The watchdog at the Department of Homeland Security (DHS) abandoned efforts to recover missing text messages from across its various agencies deleted in the wake of Jan. 6 and minimized its criticism of those that failed to produce them, according to emails released by lawmakers.
The evidence, released Monday by the House committees on oversight and homeland security, was accompanied by a renewed call for Inspector General Joseph Cuffari to step aside from his investigations into how DHS agencies responded to the Jan. 6 attack.
“These documents raise troubling new concerns that your office not only failed to notify Congress for more than a year that critical evidence in this investigation was missing, but your senior staff deliberately chose not to pursue that evidence and then appear to have taken steps to cover up these failures,” the committees wrote in a letter to Cuffari.
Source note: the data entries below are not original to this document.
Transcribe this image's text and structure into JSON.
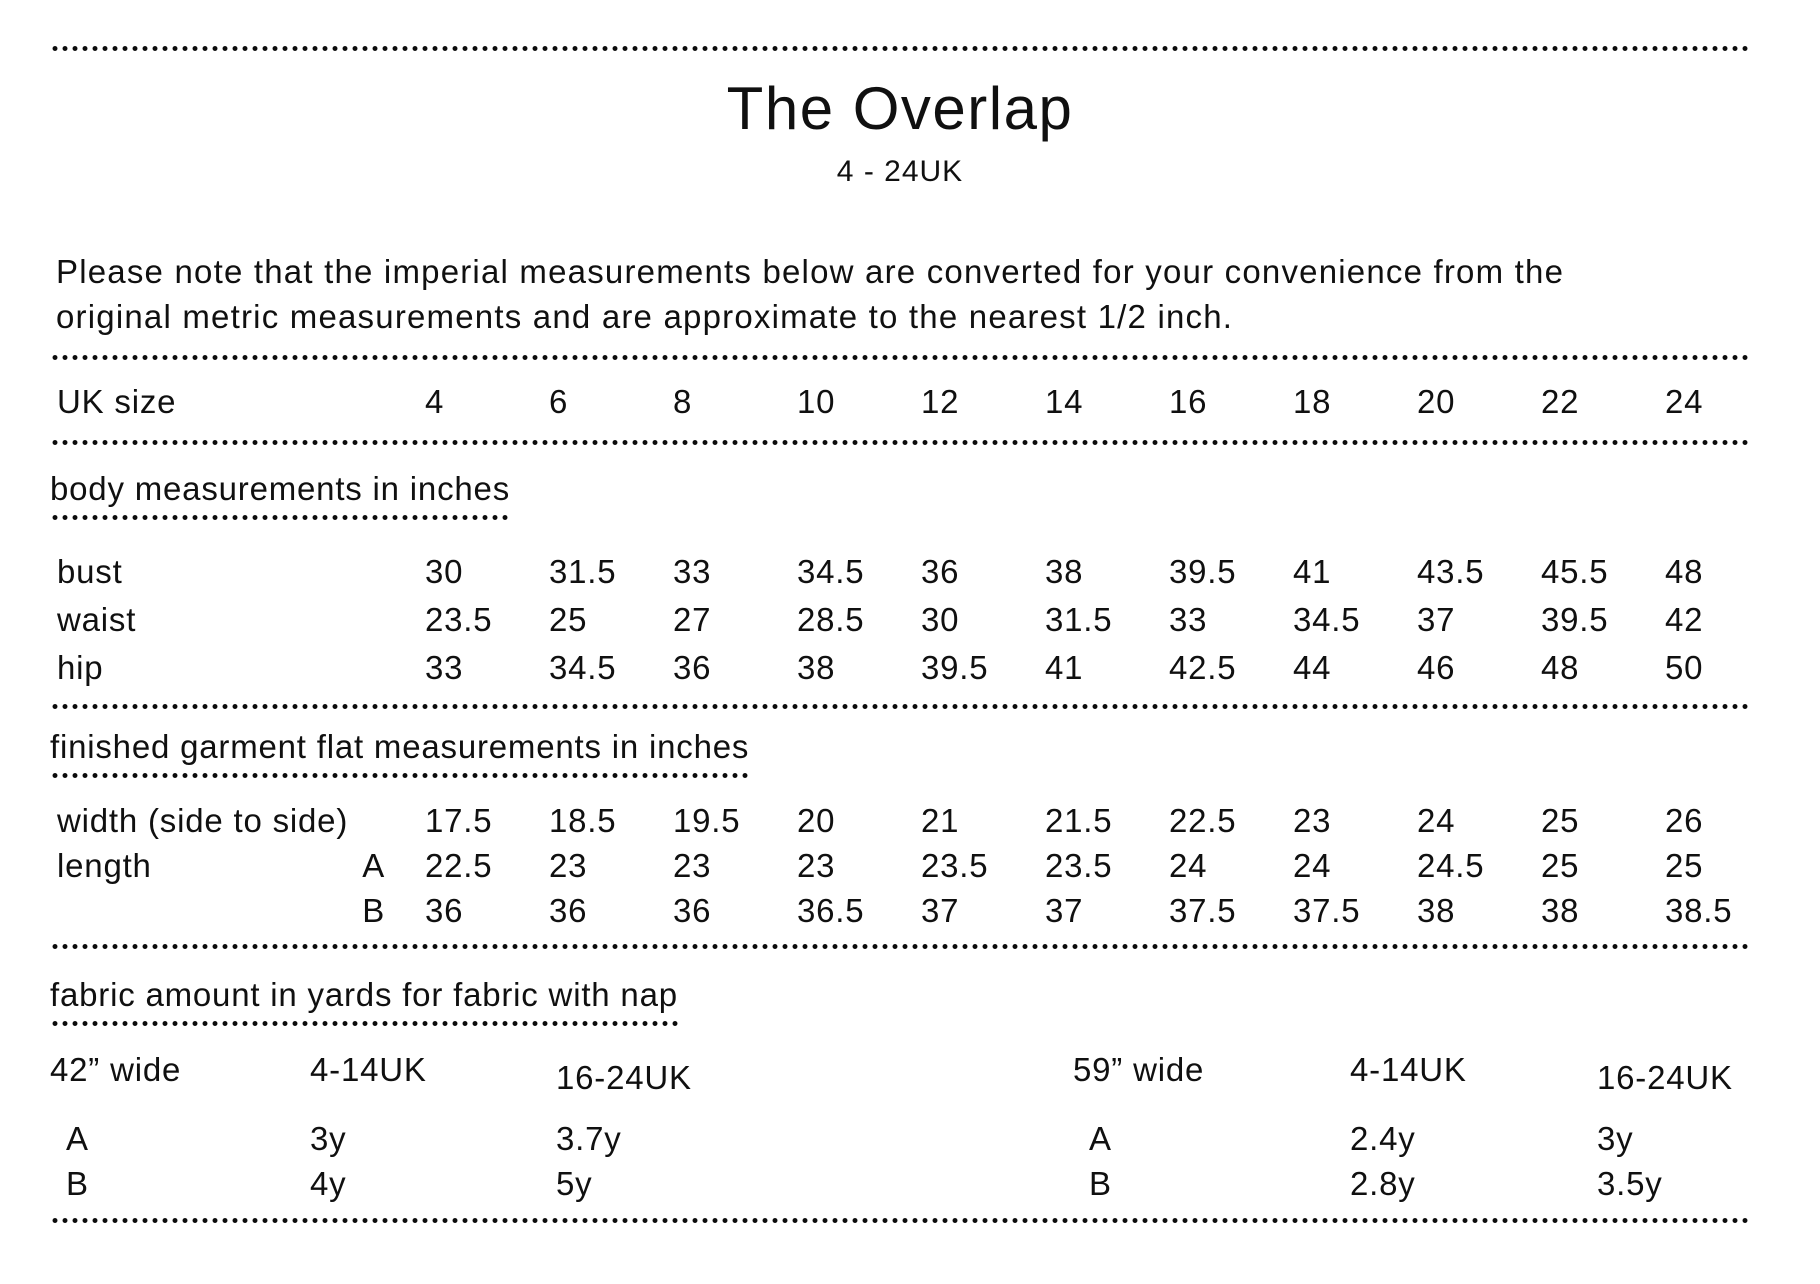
{
  "page": {
    "title": "The Overlap",
    "subtitle": "4 - 24UK",
    "note_lines": [
      "Please note that the imperial measurements below are converted for your convenience from the",
      "original metric measurements and are approximate to the nearest 1/2 inch."
    ]
  },
  "size_table": {
    "size_row_label": "UK size",
    "sizes": [
      "4",
      "6",
      "8",
      "10",
      "12",
      "14",
      "16",
      "18",
      "20",
      "22",
      "24"
    ],
    "body_section": {
      "heading": "body measurements in inches",
      "rows": [
        {
          "label": "bust",
          "sub": "",
          "values": [
            "30",
            "31.5",
            "33",
            "34.5",
            "36",
            "38",
            "39.5",
            "41",
            "43.5",
            "45.5",
            "48"
          ]
        },
        {
          "label": "waist",
          "sub": "",
          "values": [
            "23.5",
            "25",
            "27",
            "28.5",
            "30",
            "31.5",
            "33",
            "34.5",
            "37",
            "39.5",
            "42"
          ]
        },
        {
          "label": "hip",
          "sub": "",
          "values": [
            "33",
            "34.5",
            "36",
            "38",
            "39.5",
            "41",
            "42.5",
            "44",
            "46",
            "48",
            "50"
          ]
        }
      ]
    },
    "garment_section": {
      "heading": "finished garment flat measurements in inches",
      "rows": [
        {
          "label": "width (side to side)",
          "sub": "",
          "values": [
            "17.5",
            "18.5",
            "19.5",
            "20",
            "21",
            "21.5",
            "22.5",
            "23",
            "24",
            "25",
            "26"
          ]
        },
        {
          "label": "length",
          "sub": "A",
          "values": [
            "22.5",
            "23",
            "23",
            "23",
            "23.5",
            "23.5",
            "24",
            "24",
            "24.5",
            "25",
            "25"
          ]
        },
        {
          "label": "",
          "sub": "B",
          "values": [
            "36",
            "36",
            "36",
            "36.5",
            "37",
            "37",
            "37.5",
            "37.5",
            "38",
            "38",
            "38.5"
          ]
        }
      ]
    }
  },
  "fabric_section": {
    "heading": "fabric amount in yards for fabric with nap",
    "blocks": [
      {
        "width_label": "42” wide",
        "range1": "4-14UK",
        "range2": "16-24UK",
        "rows": [
          {
            "view": "A",
            "v1": "3y",
            "v2": "3.7y"
          },
          {
            "view": "B",
            "v1": "4y",
            "v2": "5y"
          }
        ]
      },
      {
        "width_label": "59” wide",
        "range1": "4-14UK",
        "range2": "16-24UK",
        "rows": [
          {
            "view": "A",
            "v1": "2.4y",
            "v2": "3y"
          },
          {
            "view": "B",
            "v1": "2.8y",
            "v2": "3.5y"
          }
        ]
      }
    ]
  }
}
The letter marks the second time in a week that Rep. Carolyn Maloney (D-N.Y.), chair of the Committee on Oversight, and Rep. Bennie Thompson (D-Miss.), chair of the Committee on Homeland Security, have asked for Cuffari to recuse himself from the investigation.
The letter from the committees offers more details following a Friday report from The Washington Post outlining how Cuffari’s office halted efforts to recover or obtain text messages from the Secret Service or from top Trump-era DHS officials.
Cuffari first notified lawmakers earlier this month that some Secret Service agents’ text messages were “erased” as part of a device replacement program. (The agency contends any text messages that might be missing were lost through a software transition.)
Documents obtained by the Project on Government Oversight also indicate that Cuffari was unable to obtain text messages from acting DHS Secretary Chad Wolf or his deputy Ken Cuccinelli.
In each case, Cuffari knew for months that the messages were lost, and only informed lawmakers of the issues with the Secret Service, a potential violation of laws governing inspectors general that require rapid notification of “particularly serious or flagrant” abuses of public records laws.
“Your July 13, 2022, letter failed to mention that a year earlier, and just six weeks after you initially requested text messages of Secret Service personnel, senior officials in your office instructed the Department of Homeland Security (DHS) that the Office of Inspector General (OIG) no longer needed Secret Service text messages as part of its investigation related to the January 6 attack,” the committees wrote.
The two panels obtained emails from Cuffari’s deputy, Thomas Kait, directing a liaison to halt efforts to obtain text messages.
“Jim, please use this email as a reference to our conversation where I said we no longer request phone records and text messages from the USSS [United States Secret Service] relating to the events on January 6th,” Kait wrote on July 27.
The Office of Inspector General (OIG) would reverse course roughly four months later and seek some of the messages, but as the watchdog hit a wall in obtaining them, it diminished the issue in an agency memo.
A February document initially noted that OIG had failed to get the requested information. But Kait and others tweaked the document, instead writing that they “received a timely and consolidated response from each component to our December 3, 2021 request; however, additional and clarifying information is needed before we can complete the reviews.”